The Battle for Germany(以下、本作)は、2021年に米国Compass Gamesが発表したシミュレーションゲームだ。テーマは1985年8月を想定した西ドイツにおけるワルシャワ条約機構(WP)軍とNATO軍の対決。1Turnは実際の1日、1Hexは12kmに相当し、1ユニットは連隊~師団規模になる。 本作の基本システムは、 以前の記事 で紹介したので、そちらを参照されたい。
今回は、その中からシナリオ5「The Battle for Germany」をソロプレイしてみた。このシナリオはマップ全域を使ういわば「グランドキャンペーン」というべきシナリオである。
このシナリオでは、 昨年紹介したシナリオ4 で省略されていた西ベルリンの戦いと北部戦域の戦いを含んでいる。すなわち北ドイツ平原の突破戦とフルダ峡谷での戦いを同時に堪能できるシナリオで、まさに本作の大本命となるシナリオと言って良い。
1Turn(1985/8/1)
戦略フェイズ

結果は平均的で、3ヶ所のPOMCUS襲撃は全て成功したもの、飛行場襲撃と司令部襲撃は悉く失敗した。
連絡線チェック。シナリオ特別ルールによって第1TurnのNATO軍は連絡線で不利な修正が適用されるため、連絡線遮断のユニットが続出する。このあたり、単なる「手続き」なので、シナリオのセットアップ情報に含んでいて欲しい所ではある。(これ、前回も言ったな・・・)

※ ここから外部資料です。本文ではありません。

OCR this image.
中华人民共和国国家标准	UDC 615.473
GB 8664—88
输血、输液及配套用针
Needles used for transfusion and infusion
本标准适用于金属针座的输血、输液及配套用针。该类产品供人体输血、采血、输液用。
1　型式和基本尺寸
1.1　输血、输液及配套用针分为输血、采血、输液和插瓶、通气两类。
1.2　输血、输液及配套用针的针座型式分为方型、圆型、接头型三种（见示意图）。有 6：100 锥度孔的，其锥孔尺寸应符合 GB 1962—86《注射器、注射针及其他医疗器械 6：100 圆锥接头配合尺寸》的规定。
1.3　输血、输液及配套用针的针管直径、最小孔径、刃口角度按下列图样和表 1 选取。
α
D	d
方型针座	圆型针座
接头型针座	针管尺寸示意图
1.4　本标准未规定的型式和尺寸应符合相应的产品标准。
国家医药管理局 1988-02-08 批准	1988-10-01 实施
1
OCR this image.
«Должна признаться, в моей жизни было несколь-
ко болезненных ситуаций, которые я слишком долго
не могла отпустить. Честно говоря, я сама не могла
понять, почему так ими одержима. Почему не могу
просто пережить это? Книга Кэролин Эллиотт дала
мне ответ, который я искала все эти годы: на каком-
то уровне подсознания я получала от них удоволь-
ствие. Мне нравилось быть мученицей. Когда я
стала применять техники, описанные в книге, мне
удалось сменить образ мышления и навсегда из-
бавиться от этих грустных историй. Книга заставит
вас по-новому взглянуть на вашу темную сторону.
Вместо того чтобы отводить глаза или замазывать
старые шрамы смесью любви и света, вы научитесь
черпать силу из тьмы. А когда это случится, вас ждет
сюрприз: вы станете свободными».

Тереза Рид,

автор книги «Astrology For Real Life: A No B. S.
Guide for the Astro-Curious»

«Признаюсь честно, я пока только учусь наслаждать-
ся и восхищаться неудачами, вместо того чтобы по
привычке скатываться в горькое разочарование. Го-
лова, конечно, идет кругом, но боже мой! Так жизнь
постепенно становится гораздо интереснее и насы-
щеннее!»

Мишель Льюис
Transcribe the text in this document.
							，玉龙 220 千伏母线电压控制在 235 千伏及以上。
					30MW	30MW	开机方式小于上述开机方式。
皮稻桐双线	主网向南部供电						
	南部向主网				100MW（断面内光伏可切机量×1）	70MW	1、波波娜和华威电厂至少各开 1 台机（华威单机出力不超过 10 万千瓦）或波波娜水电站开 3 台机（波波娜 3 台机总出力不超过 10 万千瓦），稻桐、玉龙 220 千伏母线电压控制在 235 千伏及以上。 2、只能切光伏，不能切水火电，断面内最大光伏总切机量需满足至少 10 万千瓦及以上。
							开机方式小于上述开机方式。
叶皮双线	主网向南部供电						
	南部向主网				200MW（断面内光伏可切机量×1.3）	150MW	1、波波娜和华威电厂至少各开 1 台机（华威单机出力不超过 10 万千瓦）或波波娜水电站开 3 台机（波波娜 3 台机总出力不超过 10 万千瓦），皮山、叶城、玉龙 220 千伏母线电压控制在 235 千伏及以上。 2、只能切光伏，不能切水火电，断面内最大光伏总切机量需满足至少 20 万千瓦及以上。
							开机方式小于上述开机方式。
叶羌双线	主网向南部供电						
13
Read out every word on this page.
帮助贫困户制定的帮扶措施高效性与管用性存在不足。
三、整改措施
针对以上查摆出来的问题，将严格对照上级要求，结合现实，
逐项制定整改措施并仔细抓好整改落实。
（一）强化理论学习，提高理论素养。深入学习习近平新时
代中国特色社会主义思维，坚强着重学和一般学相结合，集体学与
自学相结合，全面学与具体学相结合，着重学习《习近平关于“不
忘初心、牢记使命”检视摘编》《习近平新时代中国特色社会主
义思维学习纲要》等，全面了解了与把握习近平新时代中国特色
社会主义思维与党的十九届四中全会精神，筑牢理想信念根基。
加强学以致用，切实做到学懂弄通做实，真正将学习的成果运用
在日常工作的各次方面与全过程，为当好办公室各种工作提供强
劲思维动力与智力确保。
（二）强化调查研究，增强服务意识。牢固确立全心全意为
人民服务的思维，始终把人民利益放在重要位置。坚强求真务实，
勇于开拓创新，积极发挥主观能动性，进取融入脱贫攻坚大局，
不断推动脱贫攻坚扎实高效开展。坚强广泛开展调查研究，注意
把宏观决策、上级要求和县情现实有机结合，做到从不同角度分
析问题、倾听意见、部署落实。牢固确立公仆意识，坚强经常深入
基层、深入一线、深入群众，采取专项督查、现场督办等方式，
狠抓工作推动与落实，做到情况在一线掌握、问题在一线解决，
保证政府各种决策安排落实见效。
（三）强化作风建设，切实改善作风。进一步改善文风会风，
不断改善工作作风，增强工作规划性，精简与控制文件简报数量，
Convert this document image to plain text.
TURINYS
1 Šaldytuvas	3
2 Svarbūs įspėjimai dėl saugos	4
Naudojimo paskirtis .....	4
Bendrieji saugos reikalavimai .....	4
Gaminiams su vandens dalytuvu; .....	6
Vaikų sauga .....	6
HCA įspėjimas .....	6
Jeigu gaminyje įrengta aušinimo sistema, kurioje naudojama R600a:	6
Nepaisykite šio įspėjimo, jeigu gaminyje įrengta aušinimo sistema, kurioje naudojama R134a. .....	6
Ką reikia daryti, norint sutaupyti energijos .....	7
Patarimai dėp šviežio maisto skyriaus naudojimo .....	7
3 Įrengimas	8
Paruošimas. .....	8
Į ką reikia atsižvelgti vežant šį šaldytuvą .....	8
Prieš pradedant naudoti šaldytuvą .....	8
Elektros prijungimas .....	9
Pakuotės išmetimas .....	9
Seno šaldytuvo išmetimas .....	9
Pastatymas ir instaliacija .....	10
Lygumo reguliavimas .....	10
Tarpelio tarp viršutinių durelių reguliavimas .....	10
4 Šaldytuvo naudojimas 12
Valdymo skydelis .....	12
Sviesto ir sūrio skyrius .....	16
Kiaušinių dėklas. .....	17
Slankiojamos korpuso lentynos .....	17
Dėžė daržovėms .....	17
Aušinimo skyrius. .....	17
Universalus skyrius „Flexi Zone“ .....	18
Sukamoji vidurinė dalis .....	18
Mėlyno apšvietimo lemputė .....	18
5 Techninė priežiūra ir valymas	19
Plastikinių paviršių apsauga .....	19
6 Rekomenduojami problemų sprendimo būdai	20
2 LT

これによってNATO側は相手側の航空部隊を布陣を見た後で自陣営の航空兵力に任務割り当てができるようになる。WP側は可能な限り多数の戦闘機を制空任務に割り当てて、残りは対地支援に割り当てた。 NATOも可能な限りの戦闘機を制空任務に割り当てて、残りはトーネードがSAM制圧、A-10とアルファジェットを対地支援に回した。

WPは化学兵器を搭載したSSMを西ドイツ領内のNATO飛行場に打ち込んだ。SSMの発射は成功し、NATO飛行場の1つが使用不能になる。さらに西ドイツ飛行場に化学兵器が撃ち込まれたことにより、西ドイツ領内のNATO飛行場は防護服を着用しての作業となり、作業効率は低下した(飛行場1個当たりの発進可能ユニット数が減少する)。
次が補給フェイズである。NATOは補給ポイントを使ってインフラを2レベル向上させる。WPは既にインフラが最大値(=15)なので、これ以上の上昇はない。



実は最初にプレイした時、WPの空挺部隊をNATOの後方奥深くの目標ヘクスに降下させる戦法を行った。しかしこの方法は失敗であった。まず後方の目標ヘクスを占領しても、LoCが通らなければVPにならない。逆にNATOの反撃で空挺部隊が叩き出されてしまうと、そのヘクスのVPがそのままNATO側に行ってしまう。従って空挺部隊はLoCが通りそうな目標ヘクスを狙って降下するのが良策と思われる。
WPプレイヤーターン

NATOプレイヤーターン

実際の所、ミュンヘンに対する反撃はかなりリスクが大きく、NATO側が大損害を被る可能性も十分にあった。反撃作戦が成功したのは僥倖と言えるが、逆に言えばWP側がミュンヘンに空挺部隊を投入する価値は十分にある。
終端フェイズ
WP側がこのTURN獲得した目標マーカーは計3個である。ご開帳。1VPが2枚、3VPが1枚で計5VPである。これはデンマークを戦争から脱落させるのにはあと1歩足りない。もしミュンヘンの目標マーカーを保持できれば、6VP以上になり、デンマークの脱落を狙うことができた。NATOはミュンヘンで戦闘に勝利したので、目標マーカーを1個獲得した。得点は3VPであった。トータルすると、NATOが4VP、WPが5VP。各国の降伏チェックには足りないし、フランス参戦の可能性も、未だない。
今回はNATO側の脱落国がなかったが、もしWPが6VP以上獲得していれば、デンマークが50%の確率で脱落する。さらに11VP以上ならデンマークはほぼ確実に脱落し、オランダ、ベルギーが脱落する可能性も出てくる。このゲーム、これらの諸国が簡単に脱落してしまう傾向があり、開戦後1~2日でデンマーク、ベルギー、オランダの3ヵ国が中立を宣言してしまう可能性はかなり高い。